If we have those three ingredients-eyes to focus; heart to feel; and hands to touch and form we can be co-laborers with our Savior in winning people to Him by the transforming Gospel.  Instead of listening to John Rylands tell us “God will do it without us”.  Let’s make ourselves available so that He can do it with us and through us.  Someone has said, “Without Him we can’t-Without us He won’t!”  The answer-We Can Do It Together!
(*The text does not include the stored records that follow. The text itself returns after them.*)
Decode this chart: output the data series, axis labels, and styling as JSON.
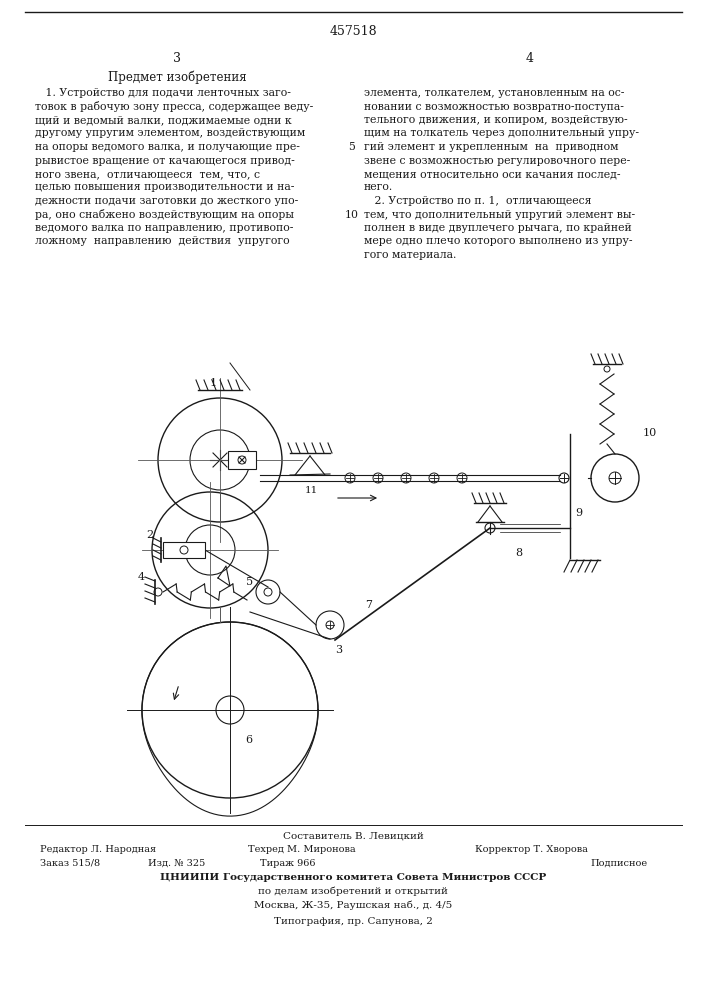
{
  "patent_number": "457518",
  "page_left": "3",
  "page_right": "4",
  "section_title": "Предмет изобретения",
  "footer_composer": "Составитель В. Левицкий",
  "footer_editor": "Редактор Л. Народная",
  "footer_tech": "Техред М. Миронова",
  "footer_corrector": "Корректор Т. Хворова",
  "footer_order": "Заказ 515/8",
  "footer_izd": "Изд. № 325",
  "footer_tirazh": "Тираж 966",
  "footer_podpisnoe": "Подписное",
  "footer_tsniipи": "ЦНИИПИ Государственного комитета Совета Министров СССР",
  "footer_address1": "по делам изобретений и открытий",
  "footer_address2": "Москва, Ж-35, Раушская наб., д. 4/5",
  "footer_tipografia": "Типография, пр. Сапунова, 2",
  "bg_color": "#ffffff",
  "text_color": "#1a1a1a"
}
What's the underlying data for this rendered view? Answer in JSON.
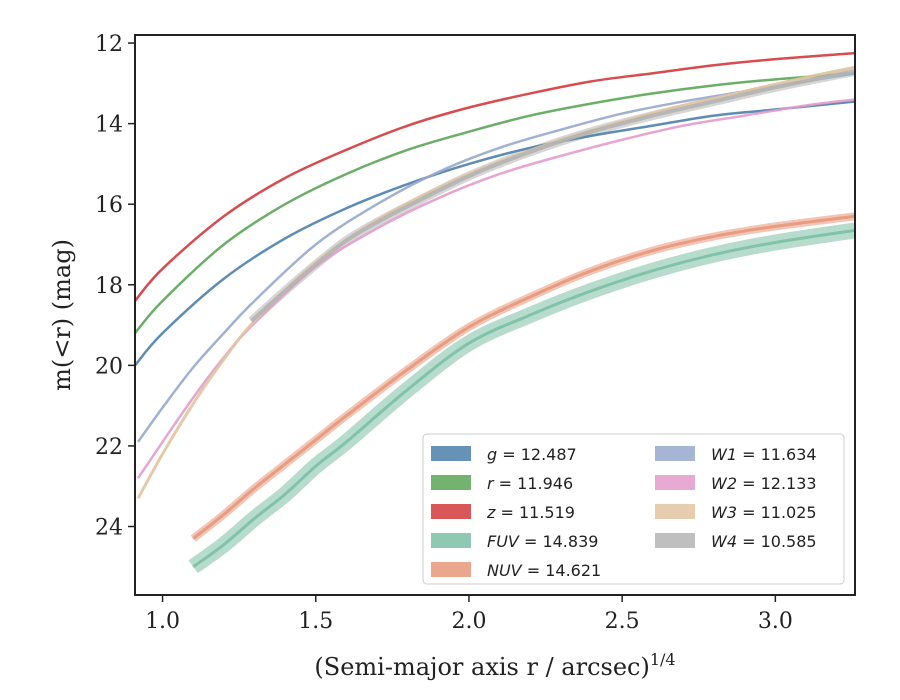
{
  "chart_data": {
    "type": "line",
    "xlabel": "(Semi-major axis r / arcsec)",
    "xlabel_exponent": "1/4",
    "ylabel": "m(<r) (mag)",
    "xlim": [
      0.91,
      3.26
    ],
    "ylim": [
      25.7,
      11.8
    ],
    "y_inverted": true,
    "xticks": [
      1.0,
      1.5,
      2.0,
      2.5,
      3.0
    ],
    "xtick_labels": [
      "1.0",
      "1.5",
      "2.0",
      "2.5",
      "3.0"
    ],
    "yticks": [
      12,
      14,
      16,
      18,
      20,
      22,
      24
    ],
    "ytick_labels": [
      "12",
      "14",
      "16",
      "18",
      "20",
      "22",
      "24"
    ],
    "grid": false,
    "legend_position": "bottom-right",
    "legend_columns": 2,
    "series": [
      {
        "name": "g",
        "value": "12.487",
        "color": "#4c7fab",
        "x": [
          0.91,
          1.0,
          1.2,
          1.4,
          1.6,
          1.8,
          2.0,
          2.2,
          2.4,
          2.6,
          2.8,
          3.0,
          3.26
        ],
        "y": [
          20.0,
          19.2,
          17.85,
          16.85,
          16.1,
          15.5,
          15.0,
          14.6,
          14.3,
          14.05,
          13.8,
          13.65,
          13.45
        ]
      },
      {
        "name": "r",
        "value": "11.946",
        "color": "#5aa556",
        "x": [
          0.91,
          1.0,
          1.2,
          1.4,
          1.6,
          1.8,
          2.0,
          2.2,
          2.4,
          2.6,
          2.8,
          3.0,
          3.26
        ],
        "y": [
          19.2,
          18.4,
          17.0,
          16.0,
          15.25,
          14.65,
          14.2,
          13.8,
          13.5,
          13.25,
          13.05,
          12.9,
          12.75
        ]
      },
      {
        "name": "z",
        "value": "11.519",
        "color": "#d1393c",
        "x": [
          0.91,
          1.0,
          1.2,
          1.4,
          1.6,
          1.8,
          2.0,
          2.2,
          2.4,
          2.6,
          2.8,
          3.0,
          3.26
        ],
        "y": [
          18.4,
          17.6,
          16.3,
          15.35,
          14.65,
          14.05,
          13.6,
          13.25,
          12.95,
          12.75,
          12.55,
          12.4,
          12.25
        ]
      },
      {
        "name": "FUV",
        "value": "14.839",
        "color": "#7bbfa6",
        "x": [
          1.1,
          1.2,
          1.3,
          1.4,
          1.5,
          1.6,
          1.8,
          2.0,
          2.2,
          2.4,
          2.6,
          2.8,
          3.0,
          3.26
        ],
        "y": [
          25.0,
          24.45,
          23.8,
          23.2,
          22.5,
          21.9,
          20.6,
          19.45,
          18.75,
          18.15,
          17.65,
          17.25,
          16.95,
          16.65
        ]
      },
      {
        "name": "NUV",
        "value": "14.621",
        "color": "#e8977a",
        "x": [
          1.1,
          1.2,
          1.3,
          1.4,
          1.5,
          1.6,
          1.8,
          2.0,
          2.2,
          2.4,
          2.6,
          2.8,
          3.0,
          3.26
        ],
        "y": [
          24.3,
          23.7,
          23.05,
          22.45,
          21.85,
          21.25,
          20.1,
          19.05,
          18.3,
          17.65,
          17.15,
          16.8,
          16.55,
          16.3
        ]
      },
      {
        "name": "W1",
        "value": "11.634",
        "color": "#97a8cc",
        "x": [
          0.92,
          1.0,
          1.1,
          1.2,
          1.3,
          1.5,
          1.7,
          1.9,
          2.1,
          2.3,
          2.5,
          2.7,
          2.9,
          3.1,
          3.26
        ],
        "y": [
          21.9,
          21.05,
          20.05,
          19.2,
          18.4,
          17.0,
          16.0,
          15.2,
          14.6,
          14.15,
          13.75,
          13.45,
          13.2,
          12.95,
          12.75
        ]
      },
      {
        "name": "W2",
        "value": "12.133",
        "color": "#e39ccb",
        "x": [
          0.92,
          1.0,
          1.1,
          1.2,
          1.3,
          1.5,
          1.7,
          1.9,
          2.1,
          2.3,
          2.5,
          2.7,
          2.9,
          3.1,
          3.26
        ],
        "y": [
          22.8,
          21.9,
          20.8,
          19.8,
          18.95,
          17.55,
          16.6,
          15.85,
          15.25,
          14.8,
          14.4,
          14.05,
          13.8,
          13.55,
          13.4
        ]
      },
      {
        "name": "W3",
        "value": "11.025",
        "color": "#e1c49f",
        "x": [
          0.92,
          1.0,
          1.1,
          1.2,
          1.3,
          1.5,
          1.7,
          1.9,
          2.1,
          2.3,
          2.5,
          2.7,
          2.9,
          3.1,
          3.26
        ],
        "y": [
          23.3,
          22.2,
          20.95,
          19.85,
          18.9,
          17.45,
          16.4,
          15.6,
          14.95,
          14.4,
          13.95,
          13.55,
          13.2,
          12.85,
          12.6
        ]
      },
      {
        "name": "W4",
        "value": "10.585",
        "color": "#b4b4b4",
        "x": [
          1.29,
          1.4,
          1.5,
          1.6,
          1.7,
          1.8,
          2.0,
          2.2,
          2.4,
          2.6,
          2.8,
          3.0,
          3.26
        ],
        "y": [
          18.9,
          18.15,
          17.5,
          16.9,
          16.45,
          16.05,
          15.3,
          14.7,
          14.2,
          13.8,
          13.45,
          13.1,
          12.7
        ]
      }
    ]
  }
}
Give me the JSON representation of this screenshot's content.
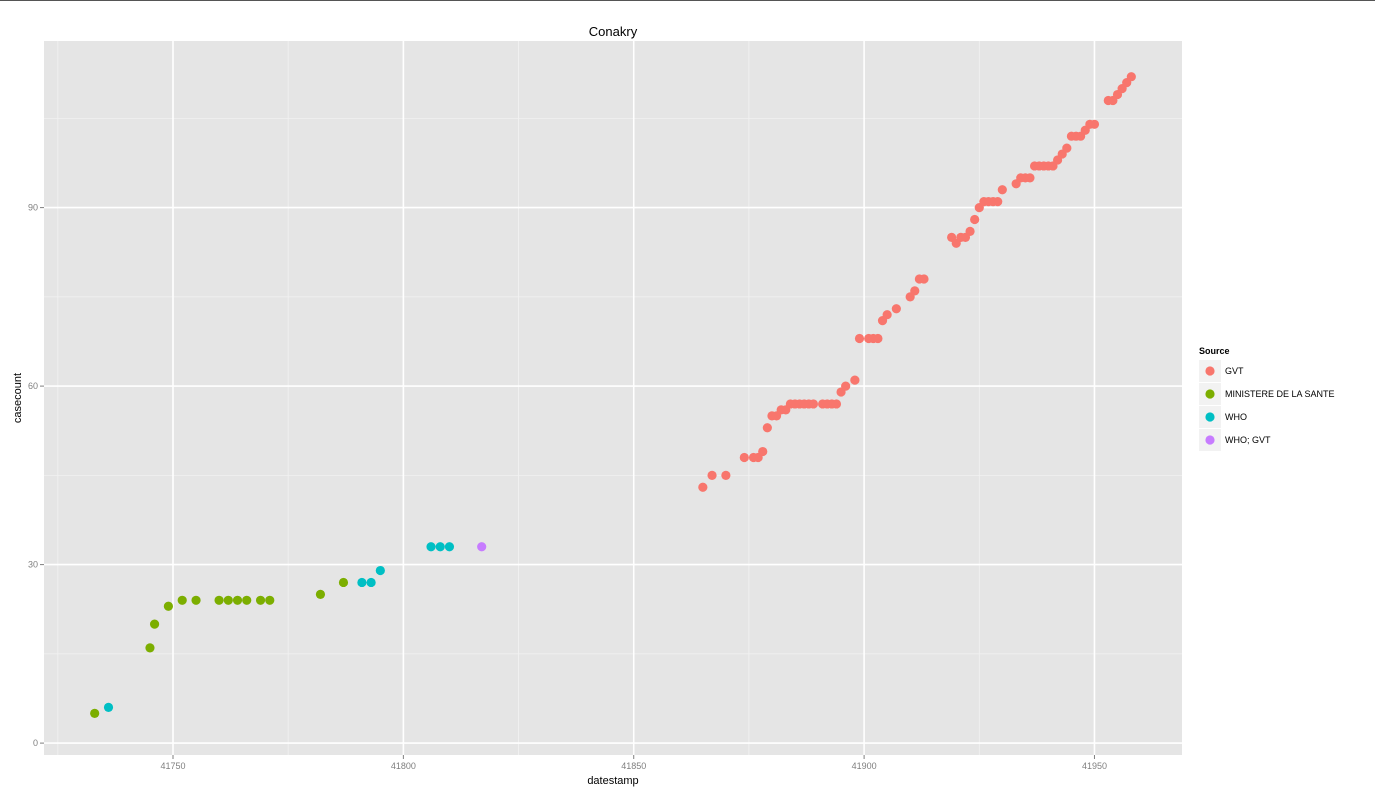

Several years ago I heard Charles Swindoll tell the story of a mother who took her young child to hear Padereski, the famous Polish pianist that was performing at a black-tie affair.  She wanted her son to hear him perform so that he would be impressed with what he could become.  But he got weary of waiting and squirming restlessly in his seat.  While his mother was talking excitedly with the person seated to her other side-the boy disappeared.  Strangely drawn by the ebony concert grand sitting majestic and alone in the center of the stage-he made his way to it and sat down on the tufted leather stool, placed his small hands on the black and white keys and begin to play “chopsticks!”  The crowd reacted- “Get that boy away from there!”  “Where’s his mother?”  “Somebody stop him!”  Backstage Paderewski heard the uproar and the sound of the simple tune.  When he saw what was happening he hurriedly made his way to the stage, walked up behind the lad.  He reached his arms around him and began to improvise a countermelody.  As the two made music together the master pianist kept whispering “Don’t quit. Keep going”.  Together they made music that amazed the audience.  So with us!  With his touch together we can make a beautiful masterpiece!